The first time I was asked this question was around Easter, when my older daughter, then nine, came in visibly upset after playing at our neighbor's house.
I heard the question again a few years later, when my second daughter returned home from a slumber party where her Christian friends had talked about learning at Sunday school that the Jews played a role in the crucifixion of Christ. Many Jewish mothers like myself are eventually confronted with this question, usually by a daughter in her preteen years. And the question can arise at any time, since girls at this age talk a lot about who they are, where they fit in, and what is most important to them. What can a mother say?
Each time I was asked this question by my daughters, I tried to answer with the historical story, a story that certainly includes the Romans. But somehow this always seemed to be beside the point. My daughters' Christian friends already knew about the Romans, but they never said, "You know, the Jews and the Romans killed Jesus." After all, ancient Romans aren't walking with them to middle school. For all of the girls, both Jewish and Christian, these conversations were not about history, or even about religion. They were about friendship.

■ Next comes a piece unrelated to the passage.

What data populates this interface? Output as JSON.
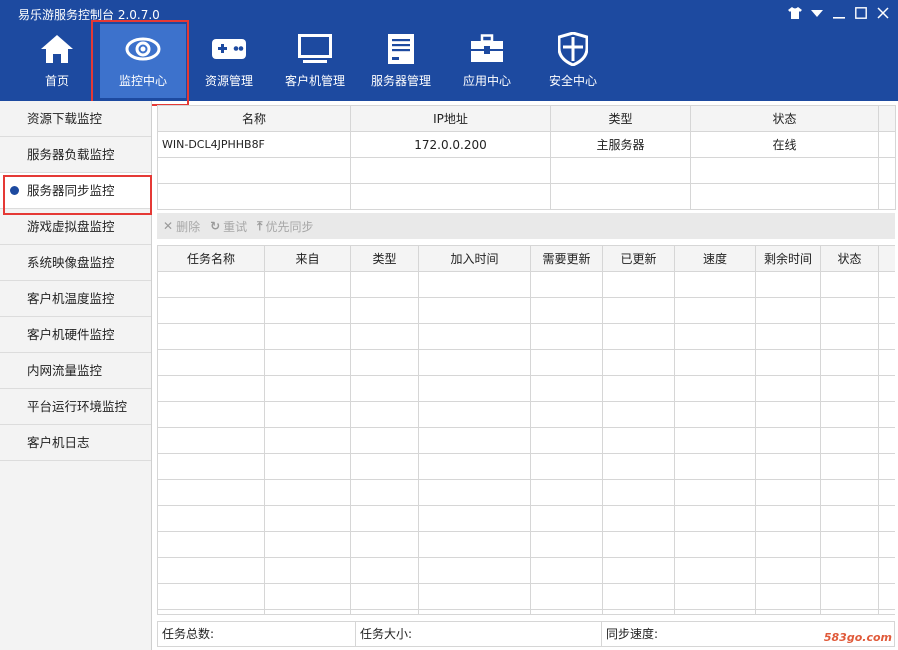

My daughters, like most Jewish children in this situation, felt defensive, even vaguely guilty. They knew there was some sort of accusation here that had to do with them, but they couldn't quite understand it. They were also anxious, wondering whether the encounter would lead to distance or rejection, even by someone who had been a truly good friend.
Not only that, my daughters were at a real disadvantage since, at the time, they knew nothing at all about the life of Christ and the crucifixion. After all, in synagogue and Sunday school, they learned Jewish scripture; the New Testament was not scripture for them. Their Christian friends were surprised at this and certainly had the upper hand as the knowledgeable ones in the conversation.
But I suspect the Christian girls were not comfortable with the conversation either. Maybe they were wondering whether it is somehow wrong to be such good friends with a Jewish person, now that they knew about "the Jews" and what they did. Are you supposed to feel differently about your Jewish friends than your Christian ones? Does the difference matter?
So what can parents say? I know what I wish Christian mothers and fathers (and priests, ministers, and Sunday school teachers) would say to children. After teaching them that the Roman soldiers, encouraged by some Jews, killed Jesus, telling the tale in the way that they understand it, they might ask, "Why do you think that some of the Jews wanted Jesus to be killed?" Eventually, the answer comes -- perhaps some of the ancient Jews thought that Jesus, who was Jewish himself, was a heretic, teaching ideas dangerous to what they believed was the true faith and to their way of life.
And then those who teach children could tell them that this is the very same reason that at different times in history Catholics murdered Protestants, Protestants murdered other Protestants, Christians murdered Muslims, Muslims murdered infidels, and Christians murdered Jews.
"Isn't it sad," they might say, "that people think you can kill an idea by killing the people who believe it?" Or, "Isn't it sad that religion, which teaches us to be good, also leads people to do such horrible things?" Or, "Why do you think that people get so afraid of people who have different beliefs or come to hate them so much?"
How different this telling would be. And what a different discussion might follow. These children might come away with a sobering sense of the tragic things that people do to one another. They might also learn a lesson, not in pride and intolerance, but in true Christianity -- a lesson in forgiveness and brotherhood.
We must tell our children what we believe to be the true Biblical stories, but we can choose the lessons they learn from them.